La célèbre toile de Surikov, où la boyarine, emmenée en exil, lève deux doigts en signe de défi, marqua profondément Chtchedrine, qui médita longtemps sur une opéra inspiré de ce sujet : l’histoire d’une femme refusant de renier ses convictions, persécutée pour son attachement à l’orthodoxie vieille-croyante (elle et sa sœur moururent en prison après un an de tourments). Chtchedrine étudia La Vie du protopope Avvakum, La Vie de la boyarine Morozova, de la princesse Ouroussova et de Maria Danilova, ainsi que le Lament des trois confessantes composé par Avvakum. Ces documents, ainsi que les lettres d’Avvakum à Morozova, servirent de base au livret, écrit par Chtchedrine lui-même. Pour le compositeur, il était essentiel que la musique des vieux-croyants soit principalement chorale, ce qui l’amena à concevoir un opéra choral. Son titre complet est La Vie et les souffrances de la boyarine Morozova et de sa sœur, la princesse Ouroussova. La première mondiale eut lieu en 2006 dans la Grande Salle du Conservatoire de Moscou, et l’œuvre fut interprétée pour la première fois en 2014 dans la salle de concert du Théâtre Mariinski.

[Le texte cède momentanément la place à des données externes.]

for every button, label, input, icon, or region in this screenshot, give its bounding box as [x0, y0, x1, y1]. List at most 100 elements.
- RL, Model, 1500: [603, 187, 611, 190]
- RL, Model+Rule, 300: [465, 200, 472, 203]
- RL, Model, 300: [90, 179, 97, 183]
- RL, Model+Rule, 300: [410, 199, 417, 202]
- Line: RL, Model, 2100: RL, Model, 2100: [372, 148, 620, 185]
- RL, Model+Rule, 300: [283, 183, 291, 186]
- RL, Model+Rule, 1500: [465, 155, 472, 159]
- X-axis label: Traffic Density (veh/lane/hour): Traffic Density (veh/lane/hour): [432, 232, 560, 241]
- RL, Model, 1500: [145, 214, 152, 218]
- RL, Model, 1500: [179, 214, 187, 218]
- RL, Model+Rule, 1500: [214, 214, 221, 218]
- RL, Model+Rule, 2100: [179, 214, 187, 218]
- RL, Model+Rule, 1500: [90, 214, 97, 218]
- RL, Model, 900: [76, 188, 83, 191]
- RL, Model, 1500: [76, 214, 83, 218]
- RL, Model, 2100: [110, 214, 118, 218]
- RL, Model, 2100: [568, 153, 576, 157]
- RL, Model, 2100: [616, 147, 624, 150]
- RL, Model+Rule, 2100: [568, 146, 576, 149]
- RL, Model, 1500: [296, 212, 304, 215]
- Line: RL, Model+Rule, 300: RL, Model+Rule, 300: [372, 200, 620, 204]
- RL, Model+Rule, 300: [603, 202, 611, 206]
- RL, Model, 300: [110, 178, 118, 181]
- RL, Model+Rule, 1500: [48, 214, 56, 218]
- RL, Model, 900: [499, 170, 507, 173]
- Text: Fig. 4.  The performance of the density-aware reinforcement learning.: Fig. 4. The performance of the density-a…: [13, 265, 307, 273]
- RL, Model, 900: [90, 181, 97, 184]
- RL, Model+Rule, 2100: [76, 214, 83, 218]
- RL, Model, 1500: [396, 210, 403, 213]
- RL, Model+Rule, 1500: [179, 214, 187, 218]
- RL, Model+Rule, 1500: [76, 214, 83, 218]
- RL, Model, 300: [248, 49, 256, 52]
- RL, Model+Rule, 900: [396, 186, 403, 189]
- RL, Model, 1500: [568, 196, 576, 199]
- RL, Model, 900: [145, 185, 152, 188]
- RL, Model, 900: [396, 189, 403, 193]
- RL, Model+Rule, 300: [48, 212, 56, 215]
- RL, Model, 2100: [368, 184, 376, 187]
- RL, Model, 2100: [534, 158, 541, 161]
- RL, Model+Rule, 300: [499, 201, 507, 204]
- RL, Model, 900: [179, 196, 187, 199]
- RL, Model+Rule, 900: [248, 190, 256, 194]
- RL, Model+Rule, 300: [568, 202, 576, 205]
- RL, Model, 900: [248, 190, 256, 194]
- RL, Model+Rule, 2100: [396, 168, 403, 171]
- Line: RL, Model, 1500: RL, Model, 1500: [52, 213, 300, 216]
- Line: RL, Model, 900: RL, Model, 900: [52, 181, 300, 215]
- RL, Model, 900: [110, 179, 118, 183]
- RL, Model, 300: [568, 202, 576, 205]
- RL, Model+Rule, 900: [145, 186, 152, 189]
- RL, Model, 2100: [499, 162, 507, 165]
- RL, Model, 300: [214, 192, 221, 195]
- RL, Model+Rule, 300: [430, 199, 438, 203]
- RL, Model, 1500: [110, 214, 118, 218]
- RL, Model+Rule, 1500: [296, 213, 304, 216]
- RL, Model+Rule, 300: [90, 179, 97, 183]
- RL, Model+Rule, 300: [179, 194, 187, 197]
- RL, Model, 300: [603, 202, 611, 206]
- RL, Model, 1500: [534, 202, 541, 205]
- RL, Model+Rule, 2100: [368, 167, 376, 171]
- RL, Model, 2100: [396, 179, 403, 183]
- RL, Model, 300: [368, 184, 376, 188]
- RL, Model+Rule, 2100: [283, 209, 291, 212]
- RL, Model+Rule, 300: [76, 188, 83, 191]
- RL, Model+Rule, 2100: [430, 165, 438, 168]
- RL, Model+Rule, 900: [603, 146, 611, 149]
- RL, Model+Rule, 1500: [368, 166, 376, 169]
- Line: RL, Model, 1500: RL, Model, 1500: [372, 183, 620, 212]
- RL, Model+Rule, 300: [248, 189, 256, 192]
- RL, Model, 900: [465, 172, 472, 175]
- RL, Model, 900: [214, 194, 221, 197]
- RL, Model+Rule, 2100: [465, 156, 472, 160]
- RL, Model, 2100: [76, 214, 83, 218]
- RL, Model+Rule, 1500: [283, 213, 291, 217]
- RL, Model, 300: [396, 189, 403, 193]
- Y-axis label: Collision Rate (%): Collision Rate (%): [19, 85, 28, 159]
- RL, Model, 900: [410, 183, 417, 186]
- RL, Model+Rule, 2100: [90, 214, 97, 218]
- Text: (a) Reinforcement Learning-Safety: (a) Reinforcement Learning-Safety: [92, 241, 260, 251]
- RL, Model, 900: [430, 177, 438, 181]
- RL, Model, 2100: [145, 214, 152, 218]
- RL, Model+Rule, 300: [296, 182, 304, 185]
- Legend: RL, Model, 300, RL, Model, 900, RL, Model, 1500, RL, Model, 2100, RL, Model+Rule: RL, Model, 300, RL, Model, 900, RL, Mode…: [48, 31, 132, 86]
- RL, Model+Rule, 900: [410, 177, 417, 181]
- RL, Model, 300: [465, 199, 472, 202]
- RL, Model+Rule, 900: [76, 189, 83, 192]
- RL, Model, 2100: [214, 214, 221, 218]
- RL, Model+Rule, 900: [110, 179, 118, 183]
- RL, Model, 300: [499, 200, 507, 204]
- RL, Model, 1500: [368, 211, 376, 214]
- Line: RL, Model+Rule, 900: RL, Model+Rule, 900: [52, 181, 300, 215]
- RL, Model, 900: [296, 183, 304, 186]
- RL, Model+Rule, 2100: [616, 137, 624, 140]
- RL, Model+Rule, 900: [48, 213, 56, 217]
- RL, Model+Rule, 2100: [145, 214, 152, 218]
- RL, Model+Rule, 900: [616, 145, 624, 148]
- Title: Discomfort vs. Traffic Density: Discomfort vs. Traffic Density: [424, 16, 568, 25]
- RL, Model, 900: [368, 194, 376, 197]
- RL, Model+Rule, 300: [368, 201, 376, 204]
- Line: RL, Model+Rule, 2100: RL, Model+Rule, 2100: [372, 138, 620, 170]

« Le Gaucher » (opéra), première au Théâtre Mariinski, 27 juillet 2013

La dernière opéra « adulte » de Chtchedrine fut composé sur commande du Théâtre Mariinski pour l’inauguration de sa Nouvelle Scène. Le compositeur le dédia à Valery Gergiev, qui fêtait alors ses 60 ans — une dédicace logique, étant donné que le chef d’orchestre est l’un des plus fervents admirateurs de l’œuvre de Chtchedrine, programmant régulièrement ses opéras et ballets, et prenant souvent lui-même la baguette. Chtchedrine parlait ainsi du Gaucher : « Il concentre, je pense, les traits les plus essentiels et typiques du caractère national russe : un talent singulier, une ingéniosité, une autodérision, une indifférence à la vie humaine, une passion destructrice pour l’alcool. Et le thème éternel de la Russie : le pouvoir et le peuple. L’inutilité du génie dans son propre pays… » La première au Mariinski fut mise en scène par Alexeï Stepaniouk.